Simpler and cheaper Weddings, Really?Santhosh Ramdoss
Weddings in India are usually an extravagant affair. Even among the poor, many households save years of income to prepare for a marriage in the family. The problem also reinforces the gender discrimination already prevalent in the country since it is traditionally expected that the girl’s family pay for the wedding.
Any movement that can help make weddings simpler and cheaper can mean a huge difference. It would also save resources, given that a lot of food goes waste in any weddings in a country where millions of people go to bed hungry, every night.
So, is a government law to restrict the number of dishes in weddings the right approach to address the problem?
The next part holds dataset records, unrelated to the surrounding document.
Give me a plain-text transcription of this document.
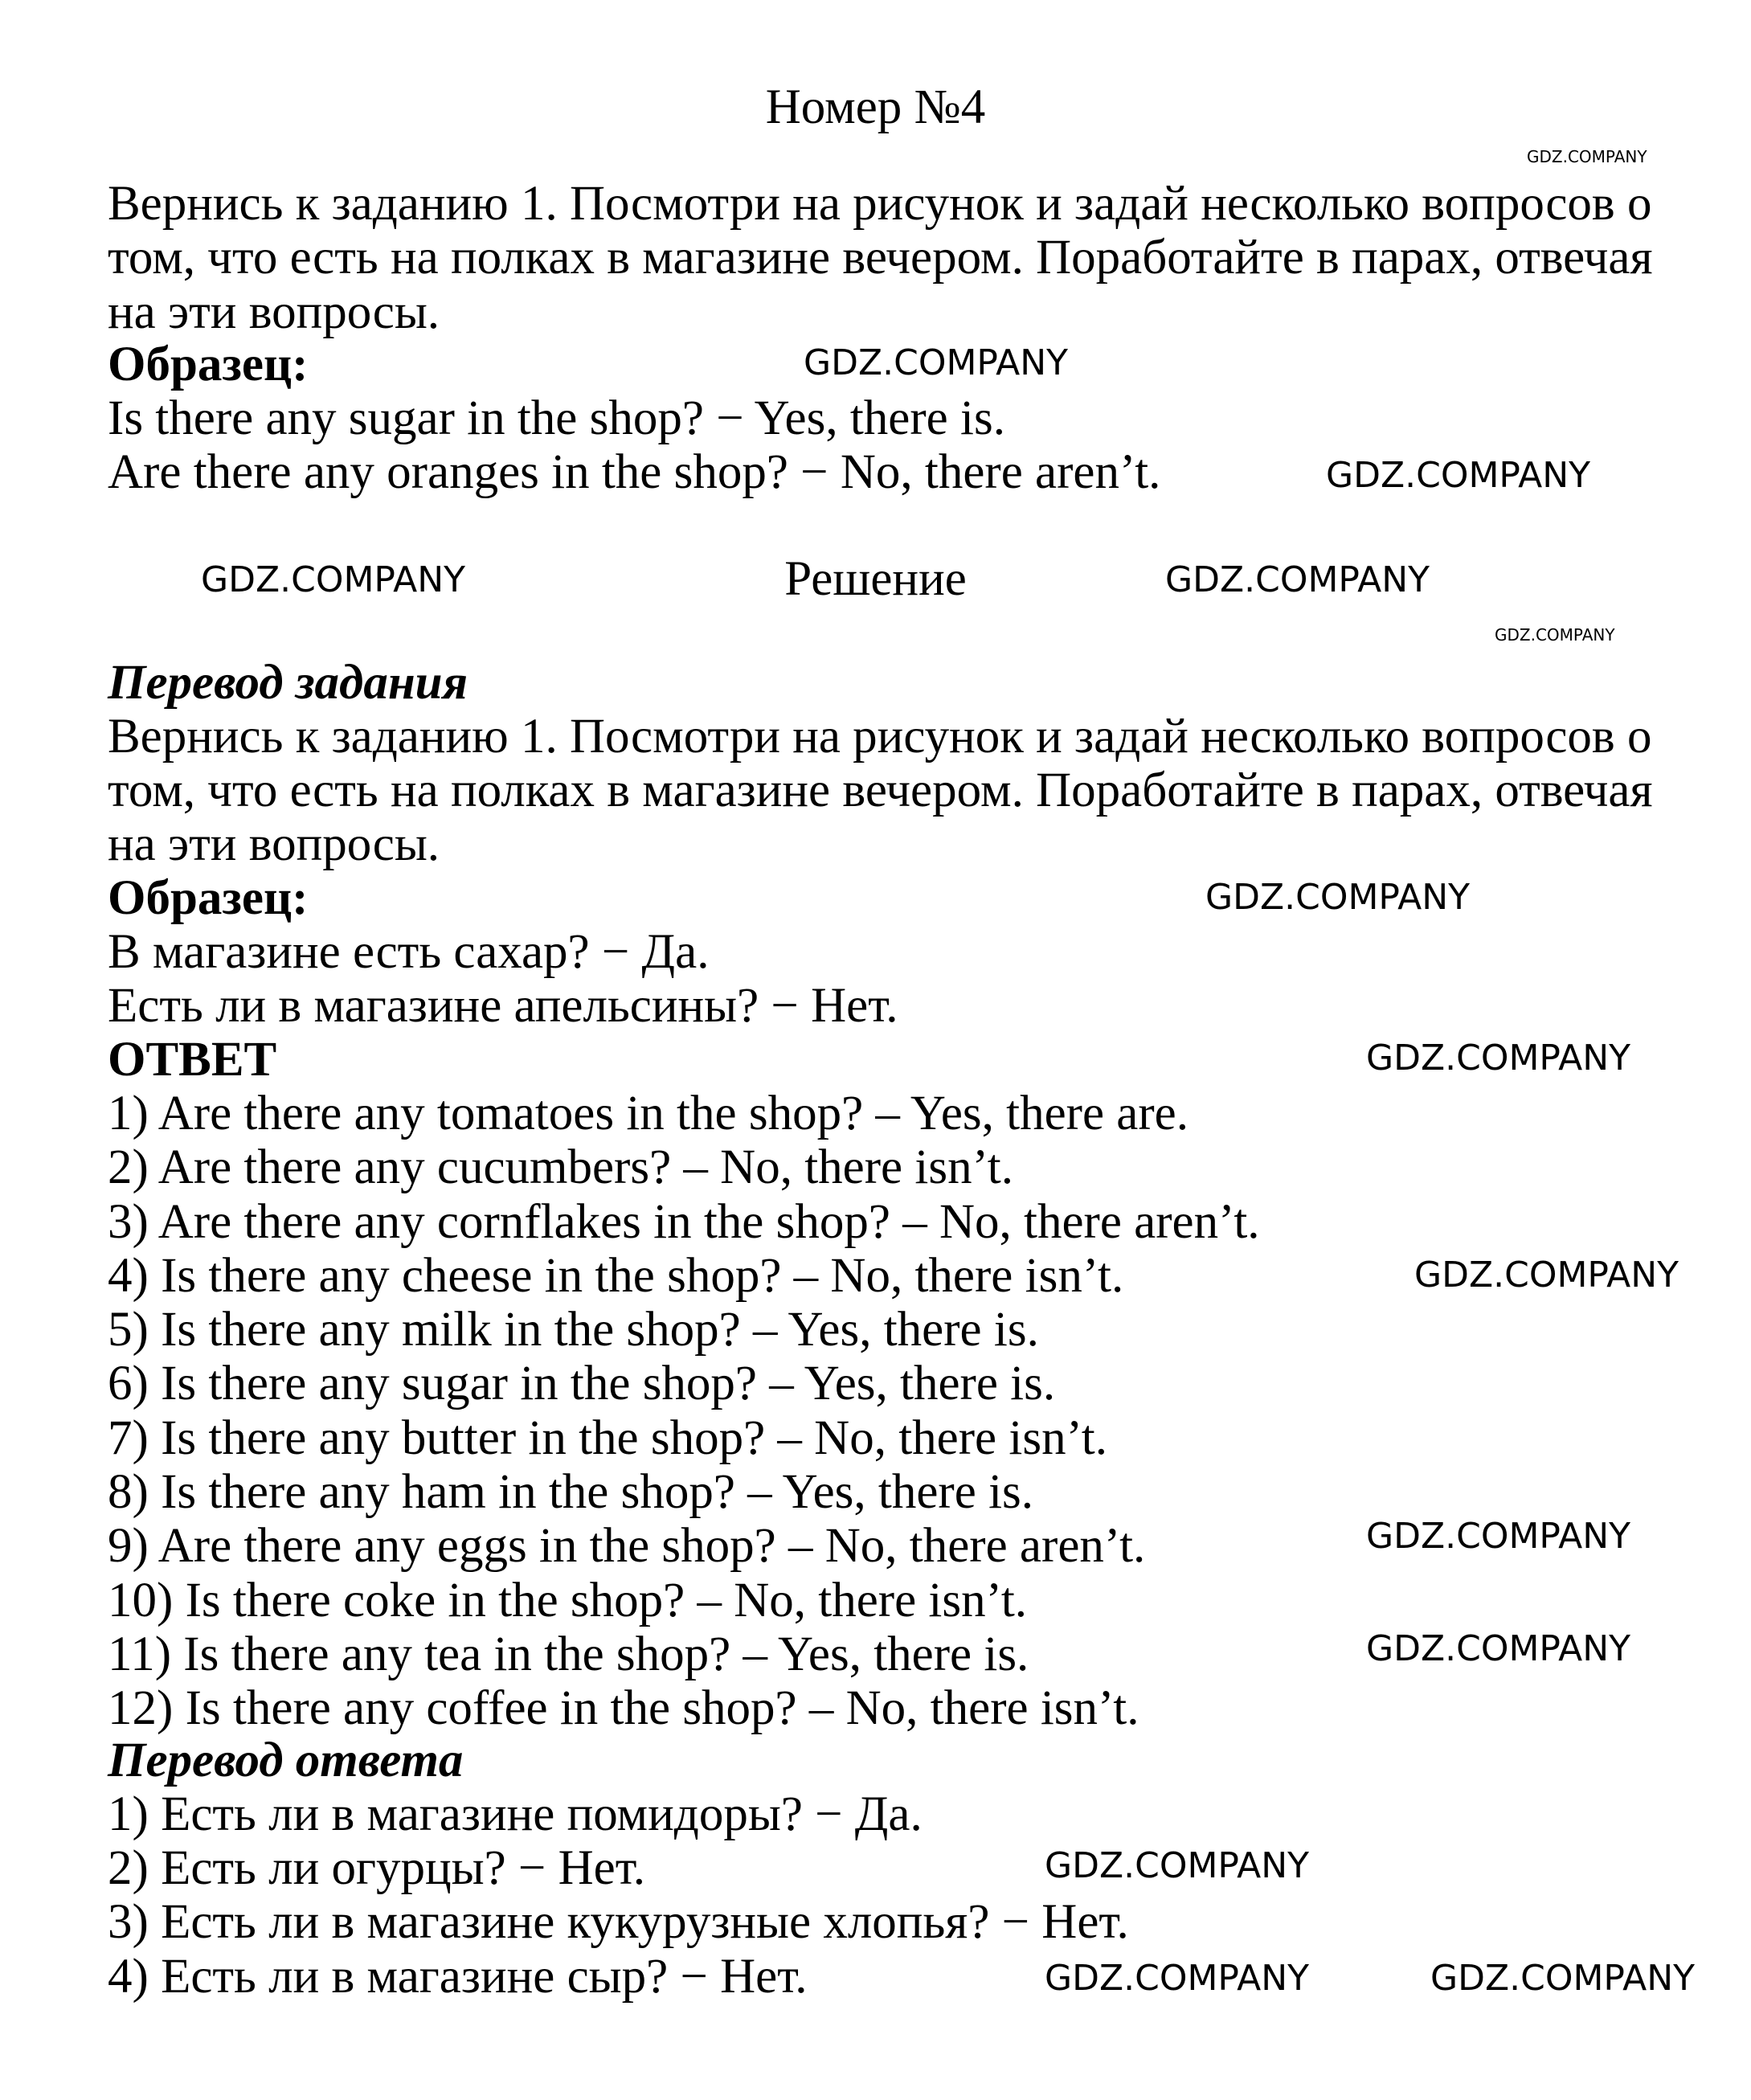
Номер №4
Вернись к заданию 1. Посмотри на рисунок и задай несколько вопросов о
том, что есть на полках в магазине вечером. Поработайте в парах, отвечая
на эти вопросы.
Образец:
Is there any sugar in the shop? − Yes, there is.
Are there any oranges in the shop? − No, there aren’t.
Решение
Перевод задания
Вернись к заданию 1. Посмотри на рисунок и задай несколько вопросов о
том, что есть на полках в магазине вечером. Поработайте в парах, отвечая
на эти вопросы.
Образец:
В магазине есть сахар? − Да.
Есть ли в магазине апельсины? − Нет.
ОТВЕТ
1) Are there any tomatoes in the shop? – Yes, there are.
2) Are there any cucumbers? – No, there isn’t.
3) Are there any cornflakes in the shop? – No, there aren’t.
4) Is there any cheese in the shop? – No, there isn’t.
5) Is there any milk in the shop? – Yes, there is.
6) Is there any sugar in the shop? – Yes, there is.
7) Is there any butter in the shop? – No, there isn’t.
8) Is there any ham in the shop? – Yes, there is.
9) Are there any eggs in the shop? – No, there aren’t.
10) Is there coke in the shop? – No, there isn’t.
11) Is there any tea in the shop? – Yes, there is.
12) Is there any coffee in the shop? – No, there isn’t.
Перевод ответа
1) Есть ли в магазине помидоры? − Да.
2) Есть ли огурцы? − Нет.
3) Есть ли в магазине кукурузные хлопья? − Нет.
4) Есть ли в магазине сыр? − Нет.
GDZ.COMPANY
GDZ.COMPANY
GDZ.COMPANY
GDZ.COMPANY	GDZ.COMPANY
GDZ.COMPANY
GDZ.COMPANY
GDZ.COMPANY
GDZ.COMPANY
GDZ.COMPANY
GDZ.COMPANY
GDZ.COMPANY	GDZ.COMPANY
GDZ.COMPANY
At least that is what folks at National Advisory Council (a policy advocacy body) seem to think (Full story here):
On the menu at the meeting were proposals to restrict the number of dishes served at weddings. There were suggestions to draw lessons from Pakistan, where it appears there are restrictions on serving more than one dish at marriages and similar social gatherings.
There was another suggestion: weddings should not be as event-filled as some have become. If the food and consumer affairs ministry were to accept the recommendations, mehndis, sangeet, cocktail parties and receptions could be crunched into one.
Its unclear if this is a simple and elegant solution as it sounds to be. There could be other entrepreneurial approaches to address the problem of food wastage. There could be a more structural solution for the Government or a social enterprise to gather food that might go waste and feed the hungry and the homeless to food banks.